Of course, you can't drive by the Big Banana without making a quick stop.

Since it was on Lennox Head we gave the new Freedom tandem glider a little test flight as we passed through town. Great little ridge on the beach, but the top landing field leaves a bit to be desired.  Luckily Glen's a pro ;-).

The 30km drive on the beach from Noosa to Double Island point was the coolest by far though.  More traffic than I would have expected on the beach, but the tide was low and there was plenty of roadway. We finished up the beach drive with another 10 or 15km of rainforest sand track.  What a gorgeous drive!

Next stop, Rainbow Beach!!

Sunday, August 04, 2013

Prize Giving

Congratulations to all of the winners of the Belgian Nationals/Ager Open.... and especially to my guy with his first podium finish ;-)

 Overall winners:  1st Place - Gordon Rigg, 2nd Place - Eduardo Oliveira, 3rd Place - Glen McFarlane

Belgian winners and the new Belgian Champion, Tom Haagdorens!

Catalan winners!

Rigid wing winners!

Sport Class winners!

Thanks to those crazy Frenchies who are always the life of the party, and a certain Brit team leader, we had a great celebration that stayed mostly in control ;-).

Much needed rest days

The last three days of the Belgian Nationals/Ager Open  were cancelled due to crappy east wind on launch.  We took good advantage of rest days and had some fun in some of my favorite Ager fun spots. 

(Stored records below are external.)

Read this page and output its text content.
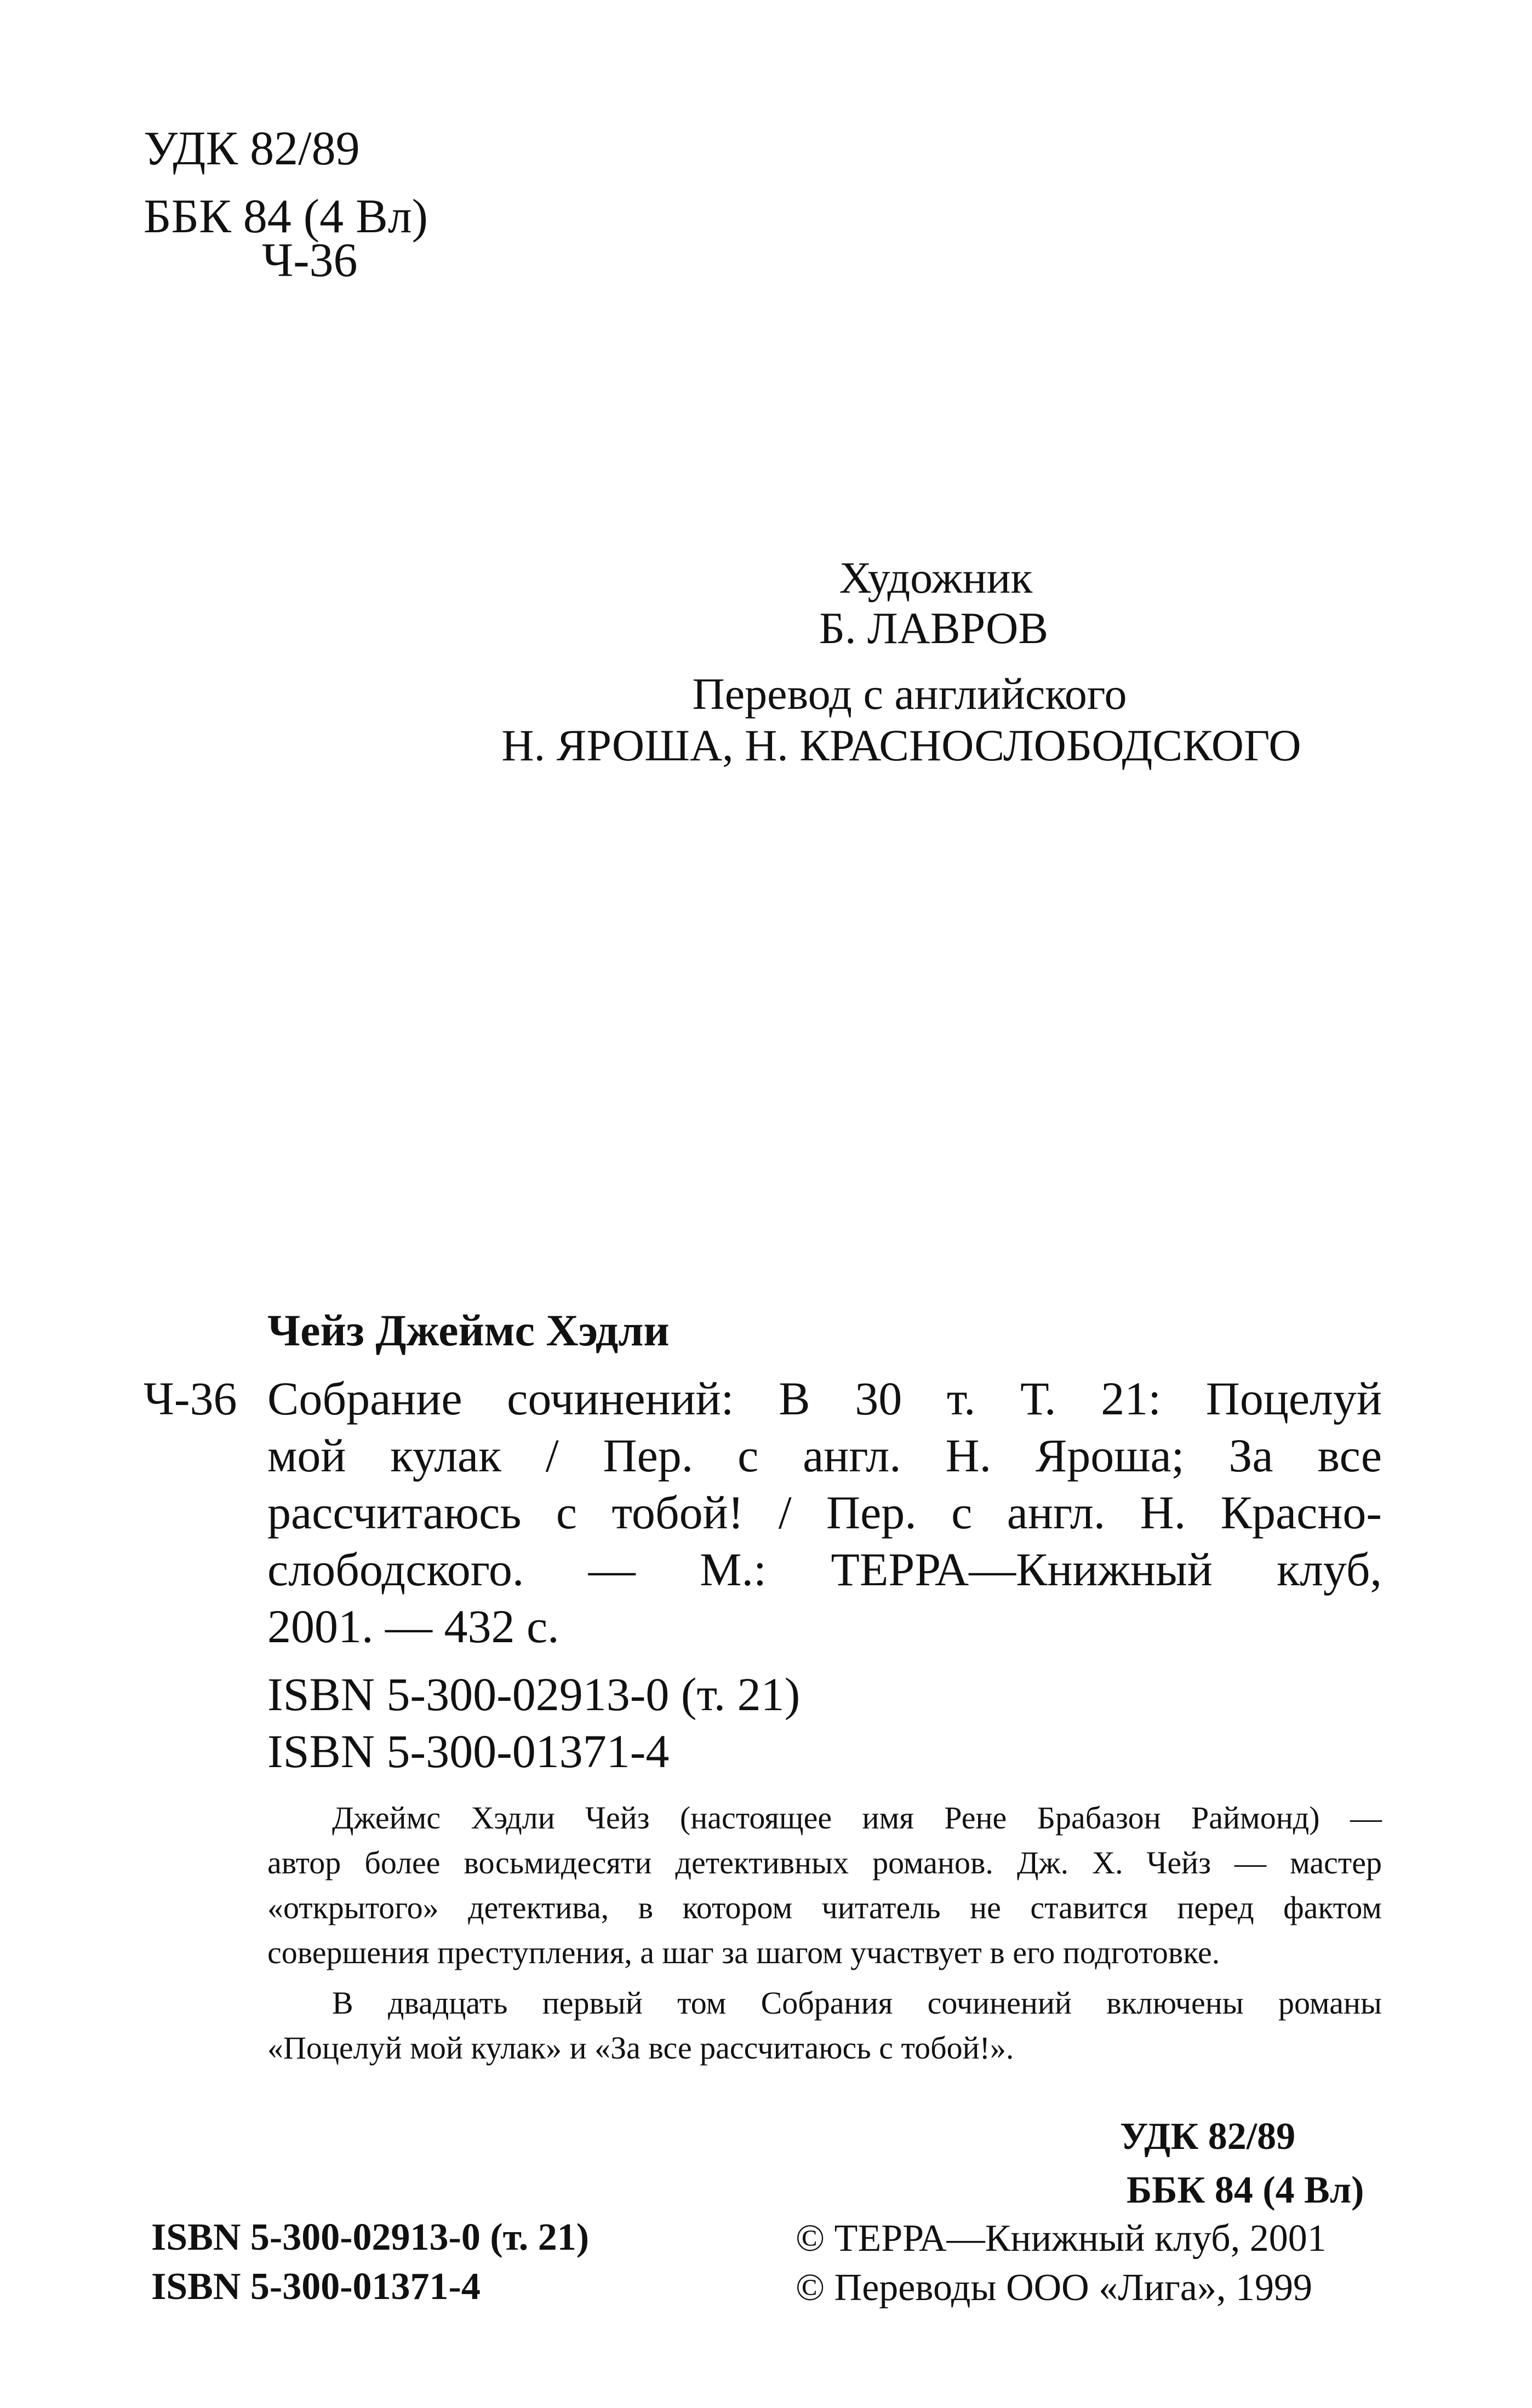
УДК 82/89
ББК 84 (4 Вл)
Ч-36
Художник
Б. ЛАВРОВ
Перевод с английского
Н. ЯРОША, Н. КРАСНОСЛОБОДСКОГО
Чейз Джеймс Хэдли
Ч-36 Собрание сочинений: В 30 т. Т. 21: Поцелуй
мой кулак / Пер. с англ. Н. Яроша; За все
рассчитаюсь с тобой! / Пер. с англ. Н. Красно-
слободского. — М.: ТЕРРА—Книжный клуб,
2001. — 432 с.
ISBN 5-300-02913-0 (т. 21)
ISBN 5-300-01371-4
Джеймс Хэдли Чейз (настоящее имя Рене Брабазон Раймонд) —
автор более восьмидесяти детективных романов. Дж. Х. Чейз — мастер
«открытого» детектива, в котором читатель не ставится перед фактом
совершения преступления, а шаг за шагом участвует в его подготовке.
В двадцать первый том Собрания сочинений включены романы
«Поцелуй мой кулак» и «За все рассчитаюсь с тобой!».
УДК 82/89
ББК 84 (4 Вл)
ISBN 5-300-02913-0 (т. 21)
ISBN 5-300-01371-4
© ТЕРРА—Книжный клуб, 2001
© Переводы ООО «Лига», 1999
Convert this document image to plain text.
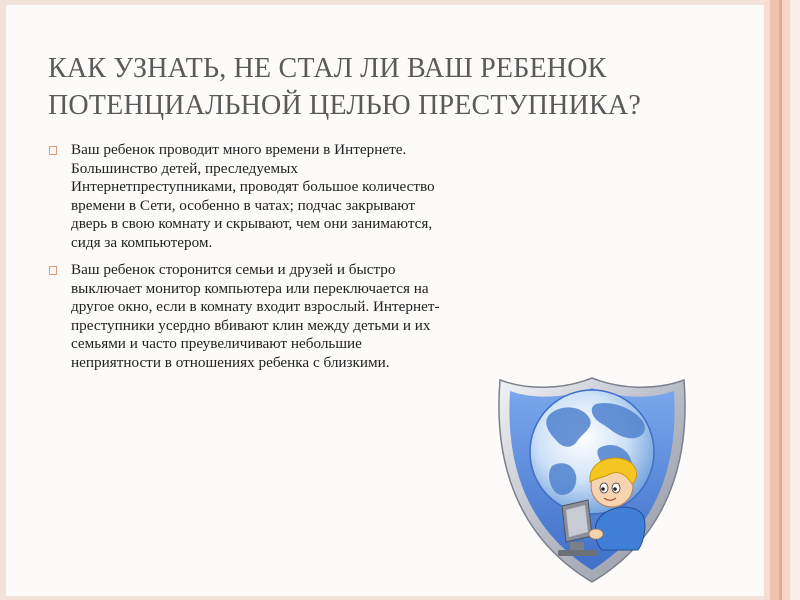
КАК УЗНАТЬ, НЕ СТАЛ ЛИ ВАШ РЕБЕНОК
ПОТЕНЦИАЛЬНОЙ ЦЕЛЬЮ ПРЕСТУПНИКА?
Ваш ребенок проводит много времени в Интернете.
Большинство детей, преследуемых
Интернетпреступниками, проводят большое количество
времени в Сети, особенно в чатах; подчас закрывают
дверь в свою комнату и скрывают, чем они занимаются,
сидя за компьютером.
Ваш ребенок сторонится семьи и друзей и быстро
выключает монитор компьютера или переключается на
другое окно, если в комнату входит взрослый. Интернет-
преступники усердно вбивают клин между детьми и их
семьями и часто преувеличивают небольшие
неприятности в отношениях ребенка с близкими.
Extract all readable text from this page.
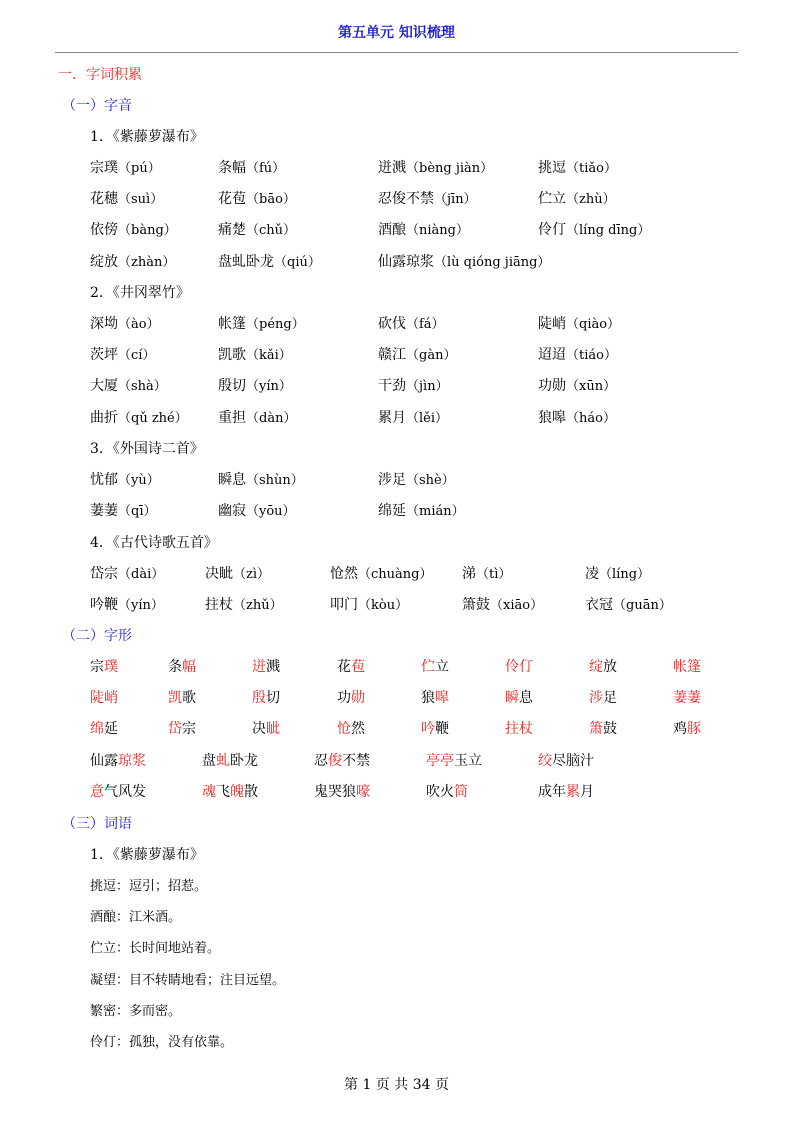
第五单元 知识梳理
一．字词积累
（一）字音
1．《紫藤萝瀑布》
宗璞（pú）	条幅（fú）	迸溅（bèng jiàn）	挑逗（tiǎo）
花穗（suì）	花苞（bāo）	忍俊不禁（jīn）	伫立（zhù）
依傍（bàng）	痛楚（chǔ）	酒酿（niàng）	伶仃（líng dīng）
绽放（zhàn）	盘虬卧龙（qiú）	仙露琼浆（lù qióng jiāng）
2．《井冈翠竹》
深坳（ào）	帐篷（péng）	砍伐（fá）	陡峭（qiào）
茨坪（cí）	凯歌（kǎi）	赣江（gàn）	迢迢（tiáo）
大厦（shà）	殷切（yín）	干劲（jìn）	功勋（xūn）
曲折（qǔ zhé） 重担（dàn）	累月（lěi）	狼嗥（háo）
3．《外国诗二首》
忧郁（yù）	瞬息（shùn）	涉足（shè）
萋萋（qī）	幽寂（yōu）	绵延（mián）
4．《古代诗歌五首》
岱宗（dài）	决眦（zì）	怆然（chuàng） 涕（tì）	凌（líng）
吟鞭（yín）	拄杖（zhǔ）	叩门（kòu）	箫鼓（xiāo）	衣冠（guān）
（二）字形
宗璞	条幅	迸溅	花苞	伫立	伶仃	绽放	帐篷
陡峭	凯歌	殷切	功勋	狼嗥	瞬息	涉足	萋萋
绵延	岱宗	决眦	怆然	吟鞭	拄杖	箫鼓	鸡豚
仙露琼浆	盘虬卧龙	忍俊不禁	亭亭玉立	绞尽脑汁
意气风发	魂飞魄散	鬼哭狼嚎	吹火筒	成年累月
（三）词语
1．《紫藤萝瀑布》
挑逗：逗引；招惹。
酒酿：江米酒。
伫立：长时间地站着。
凝望：目不转睛地看；注目远望。
繁密：多而密。
伶仃：孤独，没有依靠。
第 1 页 共 34 页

Of course, the river gorge to the west of takeoff will always make me think of Luis.  It's so sad not having him, but I love having all the good memories of his joyfullness and that great smile on his face. For me it was a bit of a memorial going to the river, packing on the silky mud, hiking up through the gorge and swimming in the ice cold water.  

Yesterday we spent at the lake in Ager watching the boys (and girls) do their diving tricks.  Great fun!!